Functional obsolescence definition
/What is Functional Obsolescence?
Functional obsolescence is the impaired usage of an asset because its design is outdated and it can no longer be updated to handle current requirements. This condition is most likely to arise in markets where product updates are continual, or when assets have extremely long lives.
Accounting for Functional Obsolescence
When functional obsolescence occurs, an asset is disposed of and its remaining book value is written off. This can result in a significant loss, if an asset is judged to be functionally obsolescent before it has been fully depreciated. Auditors may inquire about this issue as part of an annual audit.

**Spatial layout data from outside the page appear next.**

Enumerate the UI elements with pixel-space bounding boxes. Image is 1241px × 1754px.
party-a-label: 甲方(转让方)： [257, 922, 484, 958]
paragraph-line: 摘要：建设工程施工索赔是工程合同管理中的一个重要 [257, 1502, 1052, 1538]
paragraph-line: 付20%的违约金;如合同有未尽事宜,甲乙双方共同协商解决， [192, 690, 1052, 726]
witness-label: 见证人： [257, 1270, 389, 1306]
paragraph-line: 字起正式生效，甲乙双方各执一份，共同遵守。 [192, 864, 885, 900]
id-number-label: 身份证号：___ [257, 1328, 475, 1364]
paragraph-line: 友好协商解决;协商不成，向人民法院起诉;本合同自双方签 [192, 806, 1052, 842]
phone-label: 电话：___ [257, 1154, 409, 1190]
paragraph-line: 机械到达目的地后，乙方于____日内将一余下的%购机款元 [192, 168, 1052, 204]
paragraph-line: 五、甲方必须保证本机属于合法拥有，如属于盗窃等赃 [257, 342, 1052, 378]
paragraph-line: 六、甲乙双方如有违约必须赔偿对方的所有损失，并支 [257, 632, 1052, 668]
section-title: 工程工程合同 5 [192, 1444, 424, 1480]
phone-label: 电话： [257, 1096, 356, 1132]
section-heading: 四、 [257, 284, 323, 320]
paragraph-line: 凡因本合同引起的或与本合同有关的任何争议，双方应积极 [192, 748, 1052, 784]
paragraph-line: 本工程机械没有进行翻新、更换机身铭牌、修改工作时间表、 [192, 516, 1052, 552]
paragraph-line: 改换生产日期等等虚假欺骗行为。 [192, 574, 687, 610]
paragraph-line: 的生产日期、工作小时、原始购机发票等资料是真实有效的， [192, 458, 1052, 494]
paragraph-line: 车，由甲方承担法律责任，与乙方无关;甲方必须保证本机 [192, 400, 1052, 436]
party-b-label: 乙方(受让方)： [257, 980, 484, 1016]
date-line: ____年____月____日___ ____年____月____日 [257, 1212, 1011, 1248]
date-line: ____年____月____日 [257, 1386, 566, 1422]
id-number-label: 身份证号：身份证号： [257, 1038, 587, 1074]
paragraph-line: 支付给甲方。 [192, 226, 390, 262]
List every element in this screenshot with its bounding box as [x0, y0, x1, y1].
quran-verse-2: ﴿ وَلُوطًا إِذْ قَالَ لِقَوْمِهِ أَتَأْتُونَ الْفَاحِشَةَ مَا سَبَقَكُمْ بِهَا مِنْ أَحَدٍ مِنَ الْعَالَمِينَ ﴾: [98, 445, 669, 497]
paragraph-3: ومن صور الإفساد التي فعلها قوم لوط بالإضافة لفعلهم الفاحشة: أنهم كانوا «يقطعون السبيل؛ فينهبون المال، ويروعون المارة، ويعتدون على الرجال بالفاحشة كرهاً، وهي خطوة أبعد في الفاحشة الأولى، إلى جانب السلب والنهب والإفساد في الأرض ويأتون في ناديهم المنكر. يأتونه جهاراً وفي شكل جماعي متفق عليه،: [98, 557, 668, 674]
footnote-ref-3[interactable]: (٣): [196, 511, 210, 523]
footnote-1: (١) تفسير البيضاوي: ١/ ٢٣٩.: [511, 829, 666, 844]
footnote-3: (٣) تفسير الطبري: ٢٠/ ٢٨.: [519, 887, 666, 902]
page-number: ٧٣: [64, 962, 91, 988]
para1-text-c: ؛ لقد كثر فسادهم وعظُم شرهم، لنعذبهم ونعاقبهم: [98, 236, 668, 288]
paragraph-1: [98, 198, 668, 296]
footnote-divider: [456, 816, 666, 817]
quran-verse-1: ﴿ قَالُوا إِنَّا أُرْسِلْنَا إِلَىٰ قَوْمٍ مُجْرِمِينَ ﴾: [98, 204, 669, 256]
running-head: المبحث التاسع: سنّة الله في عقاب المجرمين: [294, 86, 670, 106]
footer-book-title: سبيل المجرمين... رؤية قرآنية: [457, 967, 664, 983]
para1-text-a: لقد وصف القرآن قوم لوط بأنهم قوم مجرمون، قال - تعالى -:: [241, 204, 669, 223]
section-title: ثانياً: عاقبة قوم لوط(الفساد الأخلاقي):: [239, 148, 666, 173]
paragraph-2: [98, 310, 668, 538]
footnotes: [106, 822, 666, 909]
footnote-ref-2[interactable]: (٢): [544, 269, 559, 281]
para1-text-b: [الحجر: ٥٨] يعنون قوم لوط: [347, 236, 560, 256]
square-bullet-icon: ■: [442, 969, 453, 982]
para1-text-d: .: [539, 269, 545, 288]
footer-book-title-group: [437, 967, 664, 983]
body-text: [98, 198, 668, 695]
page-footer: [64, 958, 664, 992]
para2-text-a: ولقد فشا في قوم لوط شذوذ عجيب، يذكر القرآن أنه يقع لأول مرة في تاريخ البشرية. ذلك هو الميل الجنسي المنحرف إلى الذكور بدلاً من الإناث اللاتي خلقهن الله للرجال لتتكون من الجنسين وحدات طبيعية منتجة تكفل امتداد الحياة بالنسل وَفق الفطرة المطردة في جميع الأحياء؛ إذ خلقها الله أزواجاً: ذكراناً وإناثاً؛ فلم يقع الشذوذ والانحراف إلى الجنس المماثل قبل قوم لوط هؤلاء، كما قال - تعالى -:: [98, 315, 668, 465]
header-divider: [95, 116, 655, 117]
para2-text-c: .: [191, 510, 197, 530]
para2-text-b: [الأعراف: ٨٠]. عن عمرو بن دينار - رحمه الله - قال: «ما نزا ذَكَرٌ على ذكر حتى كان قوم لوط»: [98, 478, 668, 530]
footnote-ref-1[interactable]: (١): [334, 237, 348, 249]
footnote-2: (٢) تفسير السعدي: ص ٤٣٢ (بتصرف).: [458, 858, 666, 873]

Budgeting for Functional Obsolescence
A business needs to review its assets on a regular basis in order to determine when they may be approaching the point of functional obsolescence, so that it can budget for replacement purchases.
Functional Obsolescence in Real Estate
The functional obsolescence term is commonly applied to real estate to describe the reason for a drop in value. For example, if an older home only has one bathroom and no basement in a neighborhood where other homes are better-equipped, this can be considered functional obsolescence.
Examples of Functional Obsolescence
As an example of functional obsolescence, a computer becomes functionally obsolete when it no longer has sufficient RAM to handle video processing applications in a timely manner. Or, a production machine becomes functionally obsolescent when it is too old to be tied into a company’s automated equipment monitoring system.